Hayallerinin en siyahi noktalarında kaybolmuş bir kadın.
Ve bu iki insanı hayatının en çıkmaz sokağında karşılaştıran kader.
"ZÜHRE" o bir kara delikti. Karanlığın en ıssız, en bilinmez köşesinde kalakalmıştı. Ölmeyi bekleyecekti, bekliyordu. Sonra karanlığın en ücra kıyısından bir ışık doğdu. " GÜNEŞ"

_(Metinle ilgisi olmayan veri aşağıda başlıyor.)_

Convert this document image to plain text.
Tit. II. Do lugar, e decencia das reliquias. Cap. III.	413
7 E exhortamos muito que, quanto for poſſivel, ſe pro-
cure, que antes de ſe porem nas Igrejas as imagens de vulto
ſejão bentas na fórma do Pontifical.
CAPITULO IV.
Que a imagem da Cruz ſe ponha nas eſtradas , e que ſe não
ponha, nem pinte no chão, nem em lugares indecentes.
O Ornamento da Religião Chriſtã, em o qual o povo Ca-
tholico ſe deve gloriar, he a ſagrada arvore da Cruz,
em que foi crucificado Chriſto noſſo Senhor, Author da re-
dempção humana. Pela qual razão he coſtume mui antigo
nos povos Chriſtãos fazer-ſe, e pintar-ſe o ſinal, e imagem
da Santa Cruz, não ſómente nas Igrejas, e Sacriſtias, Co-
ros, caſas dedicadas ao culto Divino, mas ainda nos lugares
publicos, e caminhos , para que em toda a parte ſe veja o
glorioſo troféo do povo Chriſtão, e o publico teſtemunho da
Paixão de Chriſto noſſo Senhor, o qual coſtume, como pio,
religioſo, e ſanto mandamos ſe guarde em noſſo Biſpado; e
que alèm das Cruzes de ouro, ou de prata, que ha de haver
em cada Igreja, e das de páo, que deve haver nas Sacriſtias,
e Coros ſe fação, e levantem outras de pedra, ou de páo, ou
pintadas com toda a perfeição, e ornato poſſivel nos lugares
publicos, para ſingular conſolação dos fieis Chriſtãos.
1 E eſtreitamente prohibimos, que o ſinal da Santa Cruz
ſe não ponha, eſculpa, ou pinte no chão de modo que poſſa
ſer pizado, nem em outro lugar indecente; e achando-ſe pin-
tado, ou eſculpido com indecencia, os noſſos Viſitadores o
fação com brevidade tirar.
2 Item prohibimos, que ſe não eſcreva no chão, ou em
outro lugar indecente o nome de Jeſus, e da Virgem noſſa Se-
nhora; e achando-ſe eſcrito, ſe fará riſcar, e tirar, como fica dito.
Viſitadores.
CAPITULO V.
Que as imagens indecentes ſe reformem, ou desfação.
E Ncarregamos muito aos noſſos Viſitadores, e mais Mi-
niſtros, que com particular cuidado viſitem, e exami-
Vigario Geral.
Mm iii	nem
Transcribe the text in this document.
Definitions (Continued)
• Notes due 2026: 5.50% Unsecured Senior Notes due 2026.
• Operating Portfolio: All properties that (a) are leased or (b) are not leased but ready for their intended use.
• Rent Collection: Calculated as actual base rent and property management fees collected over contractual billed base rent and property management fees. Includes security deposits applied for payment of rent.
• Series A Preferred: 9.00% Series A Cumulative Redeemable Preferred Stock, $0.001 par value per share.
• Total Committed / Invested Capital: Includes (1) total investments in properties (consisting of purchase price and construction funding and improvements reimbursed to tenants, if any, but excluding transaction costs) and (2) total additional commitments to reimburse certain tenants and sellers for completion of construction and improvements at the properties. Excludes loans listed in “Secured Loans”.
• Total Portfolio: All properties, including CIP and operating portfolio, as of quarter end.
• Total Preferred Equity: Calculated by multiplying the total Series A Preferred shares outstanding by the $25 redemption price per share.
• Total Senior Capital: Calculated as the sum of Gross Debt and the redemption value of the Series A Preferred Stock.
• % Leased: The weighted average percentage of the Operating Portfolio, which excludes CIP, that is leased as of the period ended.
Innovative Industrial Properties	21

Ya Güneş'le birlikte gün ışığına çıkacaklardı. Ya da karanlığın sonsuzluğuna birlikte gömüleceklerdi.
Zühre Güneş'e doğru bakıp kaşlarını çatarak "Ben özgür bir kadınım. Sen bana karışamazsın" dedi. Güneş elini Zühre'nin dudaklarına götürerek kısık bir sesle "Biz artık özgür değiliz. Biz birbirimizin tutsağıyız" dedi.
Zühre'nin ağzından şu sözler dökülüverdi. "Güneş, sen gelmeseydin. Sevilmeyi bilmeden, sevilmenin tadına varmadan ölüp gidecektim."
Artık her şey birbirine karıştı. Siyah, beyaz oldu. Beyaz, siyah oldu.